染料敏化太陽能電池也稱為第三代奈米薄膜太陽能電池，由於電池原料成本低且取得容易、製程簡單，只需要簡易設備即可完成，並具備有透光、半透明特性以及可撓性質，可廣泛應用於日常生活當中，如小型3C產品、建築玻璃等。鈣鈦礦太陽能電池具有良好的吸光特性以及高轉換效率之表現，幾年之內光電轉化效率從3.8%提高到認證的22.1%，與傳統矽晶太陽能電池相比，材料成本、製程設備與製程時間更低且迅速，吸引眾多科研者投入研究，為現在一大熱門議題。

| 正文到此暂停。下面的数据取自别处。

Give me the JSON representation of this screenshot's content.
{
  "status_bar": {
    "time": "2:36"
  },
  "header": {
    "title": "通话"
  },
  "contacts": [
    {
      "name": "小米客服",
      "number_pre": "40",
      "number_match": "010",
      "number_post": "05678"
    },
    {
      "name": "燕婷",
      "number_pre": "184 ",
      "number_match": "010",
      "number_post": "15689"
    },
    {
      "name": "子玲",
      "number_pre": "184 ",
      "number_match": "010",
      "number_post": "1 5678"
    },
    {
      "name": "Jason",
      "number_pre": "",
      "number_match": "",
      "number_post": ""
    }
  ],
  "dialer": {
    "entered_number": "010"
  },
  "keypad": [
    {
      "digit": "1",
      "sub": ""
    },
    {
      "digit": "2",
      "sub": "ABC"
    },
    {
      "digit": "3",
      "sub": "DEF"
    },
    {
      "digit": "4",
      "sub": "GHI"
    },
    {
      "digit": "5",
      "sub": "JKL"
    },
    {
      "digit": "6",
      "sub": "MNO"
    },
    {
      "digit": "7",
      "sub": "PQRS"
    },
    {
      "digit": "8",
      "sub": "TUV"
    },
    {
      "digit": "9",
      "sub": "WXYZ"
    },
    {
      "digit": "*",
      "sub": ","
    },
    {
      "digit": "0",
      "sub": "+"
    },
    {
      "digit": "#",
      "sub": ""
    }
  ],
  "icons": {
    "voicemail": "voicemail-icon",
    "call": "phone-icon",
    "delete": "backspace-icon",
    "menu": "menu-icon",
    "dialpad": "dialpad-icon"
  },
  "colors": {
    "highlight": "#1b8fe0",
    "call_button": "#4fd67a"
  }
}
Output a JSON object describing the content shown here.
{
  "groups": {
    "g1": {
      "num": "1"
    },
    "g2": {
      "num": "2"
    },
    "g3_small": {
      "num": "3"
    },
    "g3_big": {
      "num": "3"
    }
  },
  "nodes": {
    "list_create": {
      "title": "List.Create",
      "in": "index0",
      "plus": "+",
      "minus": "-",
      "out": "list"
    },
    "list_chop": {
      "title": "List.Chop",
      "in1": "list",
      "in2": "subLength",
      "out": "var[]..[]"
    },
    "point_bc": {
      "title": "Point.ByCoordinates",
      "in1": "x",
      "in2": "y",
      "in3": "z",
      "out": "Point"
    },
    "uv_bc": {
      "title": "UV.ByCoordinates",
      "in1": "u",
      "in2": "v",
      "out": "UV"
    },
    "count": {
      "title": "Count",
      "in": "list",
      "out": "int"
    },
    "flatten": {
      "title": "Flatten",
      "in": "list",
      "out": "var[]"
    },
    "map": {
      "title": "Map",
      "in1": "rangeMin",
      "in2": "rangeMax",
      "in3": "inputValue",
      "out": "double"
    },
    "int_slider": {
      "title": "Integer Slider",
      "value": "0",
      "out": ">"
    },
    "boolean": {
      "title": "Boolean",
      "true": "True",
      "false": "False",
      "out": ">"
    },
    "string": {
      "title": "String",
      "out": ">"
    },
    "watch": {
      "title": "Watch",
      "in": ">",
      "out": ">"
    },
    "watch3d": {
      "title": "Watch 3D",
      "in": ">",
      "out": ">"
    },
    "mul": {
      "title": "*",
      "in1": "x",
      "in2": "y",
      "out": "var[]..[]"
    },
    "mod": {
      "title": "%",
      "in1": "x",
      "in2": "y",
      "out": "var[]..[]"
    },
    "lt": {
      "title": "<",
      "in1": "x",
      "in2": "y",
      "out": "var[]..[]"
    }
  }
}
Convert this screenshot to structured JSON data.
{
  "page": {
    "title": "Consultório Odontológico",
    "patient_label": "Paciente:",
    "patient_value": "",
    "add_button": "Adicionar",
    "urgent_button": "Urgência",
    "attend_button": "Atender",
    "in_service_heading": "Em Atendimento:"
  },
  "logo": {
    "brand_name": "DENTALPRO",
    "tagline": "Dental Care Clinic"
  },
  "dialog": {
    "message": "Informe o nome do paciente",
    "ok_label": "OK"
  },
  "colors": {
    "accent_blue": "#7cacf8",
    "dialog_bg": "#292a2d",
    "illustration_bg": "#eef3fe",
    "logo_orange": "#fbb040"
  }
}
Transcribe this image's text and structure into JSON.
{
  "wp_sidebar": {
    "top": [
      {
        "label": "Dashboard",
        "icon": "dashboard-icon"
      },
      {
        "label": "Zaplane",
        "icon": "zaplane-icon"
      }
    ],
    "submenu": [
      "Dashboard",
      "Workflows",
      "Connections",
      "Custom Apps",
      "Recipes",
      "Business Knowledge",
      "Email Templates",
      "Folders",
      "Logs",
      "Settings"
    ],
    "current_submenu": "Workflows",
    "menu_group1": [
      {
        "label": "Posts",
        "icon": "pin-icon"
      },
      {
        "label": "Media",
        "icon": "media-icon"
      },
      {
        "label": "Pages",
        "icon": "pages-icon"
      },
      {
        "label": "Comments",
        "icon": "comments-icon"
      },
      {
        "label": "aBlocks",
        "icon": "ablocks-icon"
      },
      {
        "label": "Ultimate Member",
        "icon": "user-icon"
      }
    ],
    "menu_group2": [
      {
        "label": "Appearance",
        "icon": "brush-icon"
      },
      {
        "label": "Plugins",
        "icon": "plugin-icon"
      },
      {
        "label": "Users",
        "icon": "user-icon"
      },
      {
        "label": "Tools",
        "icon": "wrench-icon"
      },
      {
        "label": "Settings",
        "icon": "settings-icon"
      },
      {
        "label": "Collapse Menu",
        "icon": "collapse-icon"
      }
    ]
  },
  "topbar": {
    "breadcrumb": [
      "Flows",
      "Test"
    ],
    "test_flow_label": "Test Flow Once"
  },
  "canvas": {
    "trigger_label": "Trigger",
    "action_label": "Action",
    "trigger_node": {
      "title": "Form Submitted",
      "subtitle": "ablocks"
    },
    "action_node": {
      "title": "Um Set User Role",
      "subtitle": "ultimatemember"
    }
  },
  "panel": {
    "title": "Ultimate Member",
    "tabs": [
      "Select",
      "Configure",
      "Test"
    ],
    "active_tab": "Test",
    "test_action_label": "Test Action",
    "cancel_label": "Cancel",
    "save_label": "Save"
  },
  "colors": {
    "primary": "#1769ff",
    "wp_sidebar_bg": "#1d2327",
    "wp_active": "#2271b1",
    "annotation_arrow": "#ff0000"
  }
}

本研究透過材料以及元件特性分析，探討不同材料及製程對於染料敏化太陽能電池及鈣鈦礦太陽能電池所產生的影響。本研究可分為三個部分：一、鈣鈦礦太陽能電池之電子傳輸層PC60BM膜厚轉速之比較，實驗結果顯示，在轉速1750rpm時，元件能達到12.36% 效率。在1750rpm時，PC60BM電子傳輸層能夠達到最平整且最具有包覆性的薄膜，有利於電子傳輸通過。二、使用四種不同有機溶劑：甲苯(MB)、三氯甲烷(CF)、氯苯(CB)、鄰二氯苯(DCB)，添加於鈣鈦礦主動層，使鈣鈦礦表面結晶程度改變。實驗結果顯示，當使用甲苯(MB)時能達到最好的表面結晶均勻程度及表面包覆程度，元件效率最高可達到約11.01%。三、使用不同燒結溫度的GO/Mn，再與PEDOT高分子混合，形成複合材料，以取代傳統染料敏化太陽能電池白金(Pt)對電極，實驗結果顯示，使用PEDOT/GO/Mn 300°C複合材料作為對電極，元件效率可達到7.69%，優於傳統白金對電極之電池轉換效率(7.34%)。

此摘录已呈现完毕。